It is now estimated that one out of 110 children has autism, a bio-neurological developmental disability that impacts normal brain development in young children. People with autism have difficulties with communication, cognitive function, and social skills. They often suffer from other medical issues such as allergies, asthma, sleeping disorders, epilepsy, digestive problems, and more.
Boys are four times more likely to be diagnosed with the condition than girls, and race plays no role. Unfortunately, there is no cure for autism. However, much scientific progress is being made. With early intervention and treatment, the symptoms of autism can be greatly reduced.
Along with the rising prevalence of this disorder has come much misinformation and myths surrounding this condition. Here are four common misperceptions concerning autism and the truths behind each one.
For some years it was thought that the mercury in thimerosal, the preservative found in some multi-dose vaccines, was a cause of autism. However, after much scientific study, there is no data to support such a link. At first this theory seemed plausible since the number of children being diagnosed with autism was increasing at the same time that the number of vaccinations children received was also increasing. Research compared the vaccinated children with unvaccinated children or those who received the vaccine in a different, slower form. There was no difference in outcomes. In fact, autism rates have continued to rise since vaccines removed the thimerosal preservative. After much study, it was determined that there is no relationship between autism and vaccines.
While it would be wonderful if a specialized diet could cure autism, the fact is there is no cure. It has been speculated that a gluten-free/casein-free (GFCF) diet may lessen autistic symptoms in some children. Gluten is found in foods containing wheat, barley, and rye. Casein is found in dairy products like milk and cheese.

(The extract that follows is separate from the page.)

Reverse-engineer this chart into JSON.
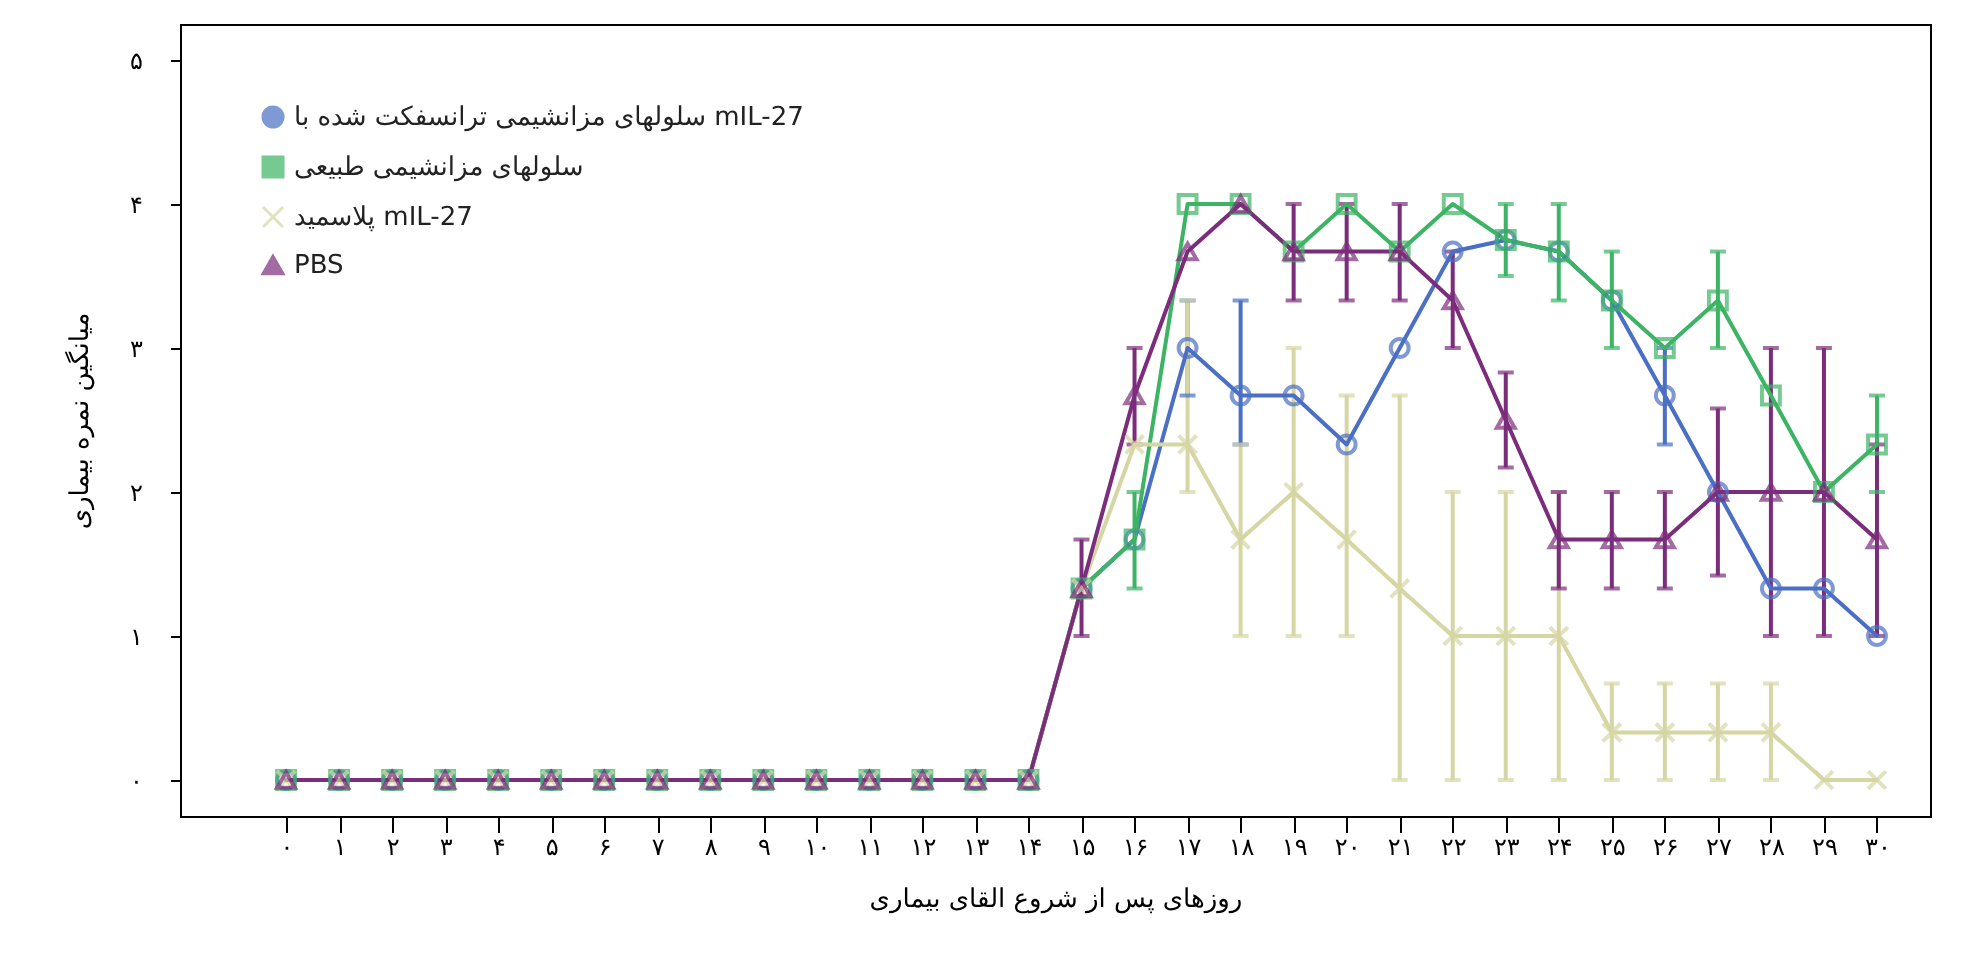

The theory behind this diet is that autistic children may have a high sensitivity or allergy to gluten or casein. The way their bodies process these proteins may exacerbate their symptoms and lead them to act the way they do. Many parents have reported noticeable improvements in their child's autistic symptoms of speech and behavior while on this strict diet. However, studies have been inconclusive, and more research is needed in this area before the medical world deems there to be any concrete findings.
It is true that children with autism have difficulty interacting socially. This fact is possibly the defining feature of autism. There are three categories of social problems: socially awkward, socially avoidant, and socially indifferent. The good news is that with special therapy and individualized attention, autistic children can learn to communicate with others and react properly in social situations.
All parents of autistic children want to try every possible treatment for their children. Unfortunately, this may mean trying methods that aren't scientifically proven or that may even be dangerous. A couple examples include holding therapy and chelation therapy. With holding therapy, the parent holds the child for a long period of time with the hopes of bonding with them. The chelation therapy seeks to remove heavy metals such as mercury from the child's body.
This process has been associated with liver and kidney damage, which can be fatal. Whatever treatment or therapy you choose, talk with your child's doctor beforehand and carefully weigh the pros and cons.